Thanks for the answer. I have read the paper that You have mentioned and I think that there is something that You are missing.
I have used the Ciao prolog partially because I wanted to have a nice module system (and i didn't have money for Sicstus :). The other reason was excellent lpdoc system) but there is, in my opinion, something that could be done for the support of operators in the module system.

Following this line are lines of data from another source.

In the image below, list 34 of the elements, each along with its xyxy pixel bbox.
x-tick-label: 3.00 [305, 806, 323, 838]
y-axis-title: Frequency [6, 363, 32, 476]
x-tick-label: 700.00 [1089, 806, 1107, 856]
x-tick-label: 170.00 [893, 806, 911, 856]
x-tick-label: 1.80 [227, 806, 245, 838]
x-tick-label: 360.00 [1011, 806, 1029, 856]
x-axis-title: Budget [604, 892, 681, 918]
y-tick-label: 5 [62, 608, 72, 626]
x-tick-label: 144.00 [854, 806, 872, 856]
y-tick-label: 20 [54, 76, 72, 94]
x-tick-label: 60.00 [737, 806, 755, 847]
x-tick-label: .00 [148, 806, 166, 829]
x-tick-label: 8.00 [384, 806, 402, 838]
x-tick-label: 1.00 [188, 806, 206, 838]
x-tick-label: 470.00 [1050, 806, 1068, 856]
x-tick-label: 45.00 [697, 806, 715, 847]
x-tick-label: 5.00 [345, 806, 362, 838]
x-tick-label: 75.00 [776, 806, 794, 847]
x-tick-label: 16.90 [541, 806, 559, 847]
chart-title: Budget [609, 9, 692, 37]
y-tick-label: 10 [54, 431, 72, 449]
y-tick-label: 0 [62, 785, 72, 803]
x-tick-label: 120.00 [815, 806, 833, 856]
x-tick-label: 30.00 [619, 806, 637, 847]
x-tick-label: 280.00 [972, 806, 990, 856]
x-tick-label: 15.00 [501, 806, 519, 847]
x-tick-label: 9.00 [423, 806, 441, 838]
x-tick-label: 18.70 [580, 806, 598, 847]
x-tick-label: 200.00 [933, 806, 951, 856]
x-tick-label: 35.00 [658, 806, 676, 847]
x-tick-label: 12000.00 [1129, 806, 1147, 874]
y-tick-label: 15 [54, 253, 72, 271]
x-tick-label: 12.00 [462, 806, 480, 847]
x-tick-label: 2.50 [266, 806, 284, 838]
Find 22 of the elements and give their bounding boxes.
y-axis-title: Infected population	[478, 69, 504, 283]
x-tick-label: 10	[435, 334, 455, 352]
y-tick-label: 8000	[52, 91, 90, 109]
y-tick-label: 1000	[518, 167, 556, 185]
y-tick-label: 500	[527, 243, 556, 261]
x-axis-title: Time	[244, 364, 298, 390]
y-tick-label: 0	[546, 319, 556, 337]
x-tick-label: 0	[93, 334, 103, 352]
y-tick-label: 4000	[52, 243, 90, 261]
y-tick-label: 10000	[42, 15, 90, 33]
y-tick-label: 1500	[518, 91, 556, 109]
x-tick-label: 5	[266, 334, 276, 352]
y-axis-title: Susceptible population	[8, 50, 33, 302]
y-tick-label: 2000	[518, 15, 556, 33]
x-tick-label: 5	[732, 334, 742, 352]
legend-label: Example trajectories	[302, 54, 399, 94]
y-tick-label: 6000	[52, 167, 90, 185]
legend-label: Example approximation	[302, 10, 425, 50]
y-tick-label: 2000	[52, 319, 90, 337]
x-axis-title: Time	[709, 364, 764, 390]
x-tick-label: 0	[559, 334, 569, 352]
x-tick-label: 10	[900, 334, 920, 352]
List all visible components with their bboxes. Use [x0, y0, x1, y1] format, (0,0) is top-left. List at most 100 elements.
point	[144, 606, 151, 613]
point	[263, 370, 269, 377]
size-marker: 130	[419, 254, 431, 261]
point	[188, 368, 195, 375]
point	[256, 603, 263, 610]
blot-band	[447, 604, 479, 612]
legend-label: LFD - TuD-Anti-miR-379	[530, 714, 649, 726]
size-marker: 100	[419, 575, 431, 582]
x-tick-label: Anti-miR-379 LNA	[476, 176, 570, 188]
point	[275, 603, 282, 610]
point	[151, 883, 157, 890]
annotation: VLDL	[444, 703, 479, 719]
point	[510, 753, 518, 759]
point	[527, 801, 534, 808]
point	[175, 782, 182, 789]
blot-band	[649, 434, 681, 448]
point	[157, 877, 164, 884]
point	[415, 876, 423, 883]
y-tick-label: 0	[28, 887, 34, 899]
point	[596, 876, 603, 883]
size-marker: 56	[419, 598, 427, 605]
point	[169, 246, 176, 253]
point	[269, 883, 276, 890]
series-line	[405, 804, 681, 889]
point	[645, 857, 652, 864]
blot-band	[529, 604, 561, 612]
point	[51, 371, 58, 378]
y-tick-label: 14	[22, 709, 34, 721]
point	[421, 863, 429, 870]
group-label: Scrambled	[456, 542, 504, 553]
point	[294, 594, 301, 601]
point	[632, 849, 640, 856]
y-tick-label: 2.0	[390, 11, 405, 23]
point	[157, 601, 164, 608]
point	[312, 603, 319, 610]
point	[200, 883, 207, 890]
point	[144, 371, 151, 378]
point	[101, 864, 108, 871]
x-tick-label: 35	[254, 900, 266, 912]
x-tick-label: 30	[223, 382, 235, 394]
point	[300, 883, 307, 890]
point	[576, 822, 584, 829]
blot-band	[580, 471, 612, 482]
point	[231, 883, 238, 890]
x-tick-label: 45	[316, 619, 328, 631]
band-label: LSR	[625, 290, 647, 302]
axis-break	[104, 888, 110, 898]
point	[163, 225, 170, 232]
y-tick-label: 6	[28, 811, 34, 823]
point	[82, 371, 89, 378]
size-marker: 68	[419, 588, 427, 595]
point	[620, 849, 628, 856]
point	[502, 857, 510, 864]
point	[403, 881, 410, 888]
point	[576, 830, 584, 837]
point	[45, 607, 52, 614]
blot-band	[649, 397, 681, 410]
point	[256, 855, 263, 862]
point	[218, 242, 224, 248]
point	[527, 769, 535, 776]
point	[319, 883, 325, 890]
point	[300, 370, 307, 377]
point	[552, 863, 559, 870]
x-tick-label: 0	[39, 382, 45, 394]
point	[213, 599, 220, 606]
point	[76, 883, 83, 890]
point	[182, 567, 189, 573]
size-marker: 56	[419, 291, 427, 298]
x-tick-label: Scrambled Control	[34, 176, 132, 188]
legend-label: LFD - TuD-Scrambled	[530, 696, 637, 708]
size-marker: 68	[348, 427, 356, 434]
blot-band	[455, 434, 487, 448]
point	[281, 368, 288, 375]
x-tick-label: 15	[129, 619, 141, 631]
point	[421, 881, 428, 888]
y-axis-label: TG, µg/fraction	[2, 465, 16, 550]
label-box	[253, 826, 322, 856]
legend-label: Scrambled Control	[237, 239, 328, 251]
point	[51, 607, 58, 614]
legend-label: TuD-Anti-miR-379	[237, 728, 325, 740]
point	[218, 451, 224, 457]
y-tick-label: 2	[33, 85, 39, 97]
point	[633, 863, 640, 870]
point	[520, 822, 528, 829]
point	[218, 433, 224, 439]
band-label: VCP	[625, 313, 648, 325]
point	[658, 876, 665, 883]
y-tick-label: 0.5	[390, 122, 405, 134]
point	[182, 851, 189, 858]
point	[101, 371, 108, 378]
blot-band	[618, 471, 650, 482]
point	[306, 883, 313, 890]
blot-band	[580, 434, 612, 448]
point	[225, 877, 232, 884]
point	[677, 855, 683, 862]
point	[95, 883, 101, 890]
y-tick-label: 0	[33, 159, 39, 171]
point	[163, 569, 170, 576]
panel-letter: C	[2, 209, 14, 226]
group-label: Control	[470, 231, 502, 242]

You state in Your work that "Syntax, flags, etc. should be local to modules" and as one of the reasons you say that "it should be possible to use different syntactic ( such as operator declarations or term expansions) in different modules without them interacting" and I can totally agree with the reason but the outcome is not so sure for me. I think It would be extremely useful (and much, much more elegant than include()'ing the operator declarations) to have a possibility to "export" operator declarations from the module the same way as you do it with predicates (ie by declaring certain operators as a part of module interface). It would be a clean and elegant solution allowing the programmer to have local operators that would not interefere with other modules and some "exported" ones that would be accessible for the users of the module. Actually you could introduce the common syntax for any directive (not only operators ) that should be "exported".
I have to admit that I'm looking at the problem from a user (programmer) perspective and I can understand that there are some reasons (ciao architecture, or particular decisions made while implementing it) that make this idea hard or even impossible to implement. Nevertheless I think it is worth discussion.